From spring 2023 onward, a second, voluntary wave of destruction took place: the systematic demolition of vast urban areas deemed unsafe, unstable, or incompatible with the government’s reconstruction strategy and the masterplans designed. Under emergency legislation, entire neighbourhoods were flattened. Not only fragile or destroyed structures were demolished, but also partially standing buildings, historic housing blocks, commercial streets, and fragments of the old city. 

 

By mid-2024, official figures indicated that more than 200,000 buildings across the earthquake zone had been demolished, with Hatay accounting for one of the largest shares. The process continues: convoys of trucks loaded with rubble file out of the city day and night, carrying away debris and the material traces of life in a constant rumble.

At first, one believes the earthquake has already taken everything. Then comes the realisation that demolition can exceed the violence of the quake itself, and that the city can be even more flattened.


This secondary erasure brings a longer and more intricate form of violence on the residents, marking the irreversibility of the loss as the rubbles from the destroyed houses are taken away. While damaged buildings still carried traces of memory, their demolition erased spatial reference points entirely. Only a handful of fragments of façades, staircases, cupboards or doorways still stand, testifying of the past domestic life in between these walls. These fragments can let you guess where rooms once were, or the outline of a street, but they are very rare at this stage in Old Antakya.


The rest of the landscape is widely unrecognisable, as ruins were replaced by vast, flattened expanses, stripped of orientation, scale, in which it is hard to find meaning, or a sense of direction.

What to do the day after? The long, contentious process of rebuilding Antakya

To step into Antakya today is to enter a construction site the size of a large city, with cranes pivoting in every direction in your horizon. 

 

Temporary container settlements line the periphery, and new apartment blocks rise in worrying geometric repetition on top of former heritage areas or on land that had remained untouched until recently.

How does one orient oneself in a city where streets have disappeared?


Who draws the lines of the new Antakya, and how?


Where have former residents been relocated, and how far from their previous lives?

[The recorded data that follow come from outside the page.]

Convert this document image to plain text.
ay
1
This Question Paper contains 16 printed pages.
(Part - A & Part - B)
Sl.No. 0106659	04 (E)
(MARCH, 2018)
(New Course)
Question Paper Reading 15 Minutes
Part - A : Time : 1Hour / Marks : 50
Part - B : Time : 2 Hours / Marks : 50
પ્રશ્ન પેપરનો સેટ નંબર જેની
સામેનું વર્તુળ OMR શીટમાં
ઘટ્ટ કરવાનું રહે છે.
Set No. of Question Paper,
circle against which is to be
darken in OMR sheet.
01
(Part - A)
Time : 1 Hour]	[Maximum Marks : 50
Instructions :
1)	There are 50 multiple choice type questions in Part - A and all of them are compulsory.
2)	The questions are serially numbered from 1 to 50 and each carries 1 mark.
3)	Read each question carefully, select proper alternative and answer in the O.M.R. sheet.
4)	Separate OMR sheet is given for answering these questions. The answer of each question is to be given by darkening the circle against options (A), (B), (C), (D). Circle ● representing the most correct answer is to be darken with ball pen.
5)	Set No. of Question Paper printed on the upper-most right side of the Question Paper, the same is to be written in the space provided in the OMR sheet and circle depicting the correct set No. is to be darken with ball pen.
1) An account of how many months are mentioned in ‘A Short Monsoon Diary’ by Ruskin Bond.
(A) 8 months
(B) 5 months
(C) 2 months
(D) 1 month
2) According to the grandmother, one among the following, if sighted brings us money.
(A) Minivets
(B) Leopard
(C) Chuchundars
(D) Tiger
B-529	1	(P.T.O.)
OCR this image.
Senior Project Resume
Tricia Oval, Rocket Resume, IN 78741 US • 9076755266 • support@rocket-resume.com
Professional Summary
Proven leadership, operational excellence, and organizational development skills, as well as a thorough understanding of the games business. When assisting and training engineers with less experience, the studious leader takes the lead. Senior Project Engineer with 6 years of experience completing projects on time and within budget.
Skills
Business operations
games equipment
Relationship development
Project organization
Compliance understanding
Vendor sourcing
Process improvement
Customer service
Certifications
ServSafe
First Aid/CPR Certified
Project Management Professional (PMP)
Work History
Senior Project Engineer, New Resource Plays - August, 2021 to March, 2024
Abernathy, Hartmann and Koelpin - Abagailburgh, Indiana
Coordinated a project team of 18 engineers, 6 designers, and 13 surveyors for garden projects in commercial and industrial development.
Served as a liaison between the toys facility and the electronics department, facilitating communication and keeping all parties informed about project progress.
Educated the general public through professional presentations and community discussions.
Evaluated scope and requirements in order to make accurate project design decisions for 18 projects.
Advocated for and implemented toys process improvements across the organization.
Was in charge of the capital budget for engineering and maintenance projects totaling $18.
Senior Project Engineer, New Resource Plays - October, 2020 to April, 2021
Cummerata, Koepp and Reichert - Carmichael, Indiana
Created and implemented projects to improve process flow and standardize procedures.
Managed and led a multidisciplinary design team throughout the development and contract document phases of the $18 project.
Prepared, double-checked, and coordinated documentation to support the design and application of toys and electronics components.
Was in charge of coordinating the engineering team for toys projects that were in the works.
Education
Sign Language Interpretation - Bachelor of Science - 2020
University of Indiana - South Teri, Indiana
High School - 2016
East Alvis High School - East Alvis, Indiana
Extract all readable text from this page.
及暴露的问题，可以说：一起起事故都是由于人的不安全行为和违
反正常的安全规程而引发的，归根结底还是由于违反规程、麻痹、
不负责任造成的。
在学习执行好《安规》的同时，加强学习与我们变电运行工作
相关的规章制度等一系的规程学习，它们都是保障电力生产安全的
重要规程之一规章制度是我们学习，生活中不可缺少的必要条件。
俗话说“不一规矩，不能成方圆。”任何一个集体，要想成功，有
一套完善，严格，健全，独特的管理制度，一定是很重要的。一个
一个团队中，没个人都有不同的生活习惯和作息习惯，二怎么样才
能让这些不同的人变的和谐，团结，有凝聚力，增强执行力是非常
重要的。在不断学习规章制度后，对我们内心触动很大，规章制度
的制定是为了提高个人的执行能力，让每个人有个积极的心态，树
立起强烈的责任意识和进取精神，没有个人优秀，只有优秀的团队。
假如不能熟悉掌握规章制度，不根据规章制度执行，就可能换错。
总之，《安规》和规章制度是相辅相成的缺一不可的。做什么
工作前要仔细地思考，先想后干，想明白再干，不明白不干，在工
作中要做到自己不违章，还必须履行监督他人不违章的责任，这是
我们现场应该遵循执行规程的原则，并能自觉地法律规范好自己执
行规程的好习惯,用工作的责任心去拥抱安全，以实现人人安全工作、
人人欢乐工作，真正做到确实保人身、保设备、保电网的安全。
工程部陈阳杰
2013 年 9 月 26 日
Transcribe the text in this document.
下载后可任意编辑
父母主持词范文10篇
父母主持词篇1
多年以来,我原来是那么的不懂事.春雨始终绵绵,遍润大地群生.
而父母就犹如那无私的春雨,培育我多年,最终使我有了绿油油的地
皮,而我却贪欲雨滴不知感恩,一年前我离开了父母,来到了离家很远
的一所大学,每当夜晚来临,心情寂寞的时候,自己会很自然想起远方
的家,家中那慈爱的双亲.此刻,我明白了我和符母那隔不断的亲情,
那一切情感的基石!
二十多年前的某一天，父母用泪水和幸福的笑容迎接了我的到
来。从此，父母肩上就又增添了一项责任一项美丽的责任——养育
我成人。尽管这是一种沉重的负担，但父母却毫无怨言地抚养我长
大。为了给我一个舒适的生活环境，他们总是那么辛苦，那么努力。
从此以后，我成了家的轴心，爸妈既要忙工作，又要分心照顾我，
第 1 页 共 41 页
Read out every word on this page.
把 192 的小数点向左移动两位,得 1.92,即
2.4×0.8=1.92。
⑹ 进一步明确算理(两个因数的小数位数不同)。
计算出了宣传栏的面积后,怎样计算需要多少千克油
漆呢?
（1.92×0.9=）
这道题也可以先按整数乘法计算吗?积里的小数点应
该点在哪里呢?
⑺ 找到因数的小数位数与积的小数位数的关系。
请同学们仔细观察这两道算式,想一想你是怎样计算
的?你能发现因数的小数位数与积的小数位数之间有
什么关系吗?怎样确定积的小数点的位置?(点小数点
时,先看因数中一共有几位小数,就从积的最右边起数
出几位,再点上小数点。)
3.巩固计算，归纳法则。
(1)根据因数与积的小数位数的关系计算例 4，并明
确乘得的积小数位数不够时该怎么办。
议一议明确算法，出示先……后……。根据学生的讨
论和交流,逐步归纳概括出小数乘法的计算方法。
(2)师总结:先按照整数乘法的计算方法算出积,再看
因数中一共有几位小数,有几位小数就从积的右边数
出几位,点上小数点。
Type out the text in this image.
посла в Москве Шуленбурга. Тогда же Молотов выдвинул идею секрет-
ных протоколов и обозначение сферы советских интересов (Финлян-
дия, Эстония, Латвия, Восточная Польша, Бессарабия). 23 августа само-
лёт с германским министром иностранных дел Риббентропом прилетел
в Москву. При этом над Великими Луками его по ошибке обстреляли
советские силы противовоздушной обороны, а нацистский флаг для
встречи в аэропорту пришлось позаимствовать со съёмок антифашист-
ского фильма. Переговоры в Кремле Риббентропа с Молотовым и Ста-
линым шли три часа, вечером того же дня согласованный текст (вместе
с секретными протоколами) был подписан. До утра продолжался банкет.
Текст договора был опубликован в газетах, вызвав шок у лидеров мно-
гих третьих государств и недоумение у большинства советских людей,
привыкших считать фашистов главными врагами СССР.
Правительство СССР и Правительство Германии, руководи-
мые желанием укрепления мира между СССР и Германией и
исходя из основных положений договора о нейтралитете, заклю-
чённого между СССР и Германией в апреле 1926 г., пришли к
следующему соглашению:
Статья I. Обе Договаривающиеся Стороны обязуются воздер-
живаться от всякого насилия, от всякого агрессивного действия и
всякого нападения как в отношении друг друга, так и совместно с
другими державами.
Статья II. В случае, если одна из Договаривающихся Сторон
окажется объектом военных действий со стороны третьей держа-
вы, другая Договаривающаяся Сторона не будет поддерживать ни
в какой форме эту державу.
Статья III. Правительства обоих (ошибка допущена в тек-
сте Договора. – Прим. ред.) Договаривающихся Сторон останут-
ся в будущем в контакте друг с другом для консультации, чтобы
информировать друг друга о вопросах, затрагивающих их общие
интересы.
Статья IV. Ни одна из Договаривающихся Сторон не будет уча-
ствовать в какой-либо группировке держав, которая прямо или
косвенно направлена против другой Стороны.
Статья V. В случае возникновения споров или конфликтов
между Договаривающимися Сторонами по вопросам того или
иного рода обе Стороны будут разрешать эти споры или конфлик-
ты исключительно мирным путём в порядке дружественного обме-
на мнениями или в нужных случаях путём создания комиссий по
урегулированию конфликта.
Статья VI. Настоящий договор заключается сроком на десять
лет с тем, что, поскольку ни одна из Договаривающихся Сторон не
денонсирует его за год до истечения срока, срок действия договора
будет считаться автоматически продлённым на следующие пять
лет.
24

Who arrived to join the reconstruction workforce, and where do they sleep in a city of provisional shelters?


What becomes of houses left half standing, neither ruin nor home?


When do temporary markets and container neighbourhoods cease to be temporary?

With stepping foot in a city being rebuilt comes a cascade of questions, and much less answers.

In the end, who decides what deserves to be rebuilt, what can be replaced, and what is allowed to disappear?


These questions stretch beyond buildings, and touch governance, displacement, labour, heritage, and the meaning of return. They sadly resonate with many other places in a region where cycles of catastrophe and reconstruction seem dramatically frequent, and where the bulldozer is faster than the pen.